La Grande-Bretagne s'est engagée hier à envoyer du matériel médical vital, dont 495 concentrateurs d'oxygène, 120 ventilateurs non invasifs et 20 ventilateurs manuels. Et les États-Unis peuvent fournir des fournitures d'oxygène, des tests Covid, des traitements médicamenteux et des équipements de protection individuelle (EPI), dans le cadre des mesures d'aide envisagées par l'administration Joe Biden.
Anthony Fauci, directeur de l'Institut national américain des allergies et des maladies infectieuses, a déclaré dimanche que c'est une situation terrible qui se déroule en Inde et dans d'autres pays à revenu intermédiaire inférieur, et que nous pouvons faire plus.
Mort disparu
Bien que l'Inde signale déjà près de la moitié des nouveaux cas de Covid dans le monde, l'ampleur réelle de la catastrophe sanitaire pourrait être encore plus grande, selon des entretiens menés par le NYT dans des lieux de crémation à travers le pays.
Les affirmations ont été étayées par des analystes, qui ont déclaré au journal que les politiciens nerveux et les administrateurs d'hôpitaux pouvaient sous-estimer ou ignorer les décès, avec des crématoriums où les incendies ne cessent de faire allusion à un vaste schéma de décès dépassant de loin les chiffres officiels.
C'est un massacre complet de données, a déclaré Bhramar Mukherjee, épidémiologiste à l'Université du Michigan. D'après toutes les modélisations que nous avons faites, nous pensons que le nombre réel de décès est de deux à cinq fois ce qui est rapporté.
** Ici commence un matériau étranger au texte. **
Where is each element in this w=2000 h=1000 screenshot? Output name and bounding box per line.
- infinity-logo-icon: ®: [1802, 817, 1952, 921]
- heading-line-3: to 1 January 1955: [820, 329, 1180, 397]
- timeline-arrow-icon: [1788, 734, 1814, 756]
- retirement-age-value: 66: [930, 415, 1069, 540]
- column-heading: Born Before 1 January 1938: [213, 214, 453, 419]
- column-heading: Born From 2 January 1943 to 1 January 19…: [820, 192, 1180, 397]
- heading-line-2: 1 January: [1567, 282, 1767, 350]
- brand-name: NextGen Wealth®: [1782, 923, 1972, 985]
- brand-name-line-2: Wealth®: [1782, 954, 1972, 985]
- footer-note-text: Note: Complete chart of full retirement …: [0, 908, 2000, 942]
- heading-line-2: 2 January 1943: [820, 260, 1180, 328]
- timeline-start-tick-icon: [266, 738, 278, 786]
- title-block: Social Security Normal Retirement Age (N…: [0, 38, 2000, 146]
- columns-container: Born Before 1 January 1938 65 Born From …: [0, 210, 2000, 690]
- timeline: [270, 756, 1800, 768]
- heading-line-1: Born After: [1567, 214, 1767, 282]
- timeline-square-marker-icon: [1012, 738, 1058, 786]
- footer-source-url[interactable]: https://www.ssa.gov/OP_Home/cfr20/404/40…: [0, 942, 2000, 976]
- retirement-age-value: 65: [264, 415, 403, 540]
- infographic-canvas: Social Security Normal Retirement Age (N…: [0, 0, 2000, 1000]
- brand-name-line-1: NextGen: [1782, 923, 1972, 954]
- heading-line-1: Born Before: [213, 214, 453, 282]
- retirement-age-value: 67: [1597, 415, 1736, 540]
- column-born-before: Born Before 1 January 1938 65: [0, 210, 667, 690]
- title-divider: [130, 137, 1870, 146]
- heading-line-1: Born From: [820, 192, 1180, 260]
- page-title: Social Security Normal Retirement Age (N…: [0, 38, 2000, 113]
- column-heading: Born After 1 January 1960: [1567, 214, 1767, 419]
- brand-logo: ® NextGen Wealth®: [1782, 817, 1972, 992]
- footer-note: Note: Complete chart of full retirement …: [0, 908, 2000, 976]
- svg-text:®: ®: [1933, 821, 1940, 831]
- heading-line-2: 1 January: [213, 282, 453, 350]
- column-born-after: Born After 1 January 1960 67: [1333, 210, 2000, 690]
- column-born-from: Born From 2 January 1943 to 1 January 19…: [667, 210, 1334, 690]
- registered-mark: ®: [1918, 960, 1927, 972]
Les décès en Inde ont toujours été mal comptés, selon Le temps de l'Inde , qui indique que la grande majorité des décès dans les zones rurales n'étaient pas comptés avant même la pandémie. Et la vitesse à laquelle le virus s'est propagé a rendu les données de mortalité encore plus difficiles à évaluer avec précision.
Le journal cite l'exemple de Lucknow, la capitale de l'État le plus peuplé de l'Inde, l'Uttar Pradesh. Le nombre officiel de morts de Covid pour Lucknow entre le 11 et le 16 avril était de 145. Mais seuls deux des principaux crématoriums de la ville ont signalé plus de 430, soit trois fois plus de crémations sous le protocole Covid-19 au cours de cette période.
D'autres journaux à travers l'Inde et plus loin signalent des écarts similaires. Une récente page d'accueil de L'Hindou a affirmé que les décès de Covid-19 au Gujarat dépassent de loin les chiffres du gouvernement.
Et une récente enquête du NYT sur les principaux lieux de crémation et de sépulture de Covid dans la ville de Bhopal, dans le centre de l'Inde, a révélé un total de plus de 1 000 décès de Covid sur 13 jours à la mi-avril alors que seulement 41 ont été officiellement enregistrés.
Dr G.C. Gautam, un cardiologue basé à Bhopal, a déclaré au journal que les autorités supprimaient le nombre réel de décès parce qu'elles ne voulaient pas semer la panique.
De nombreux décès ne sont pas enregistrés et ils augmentent chaque jour, a-t-il averti.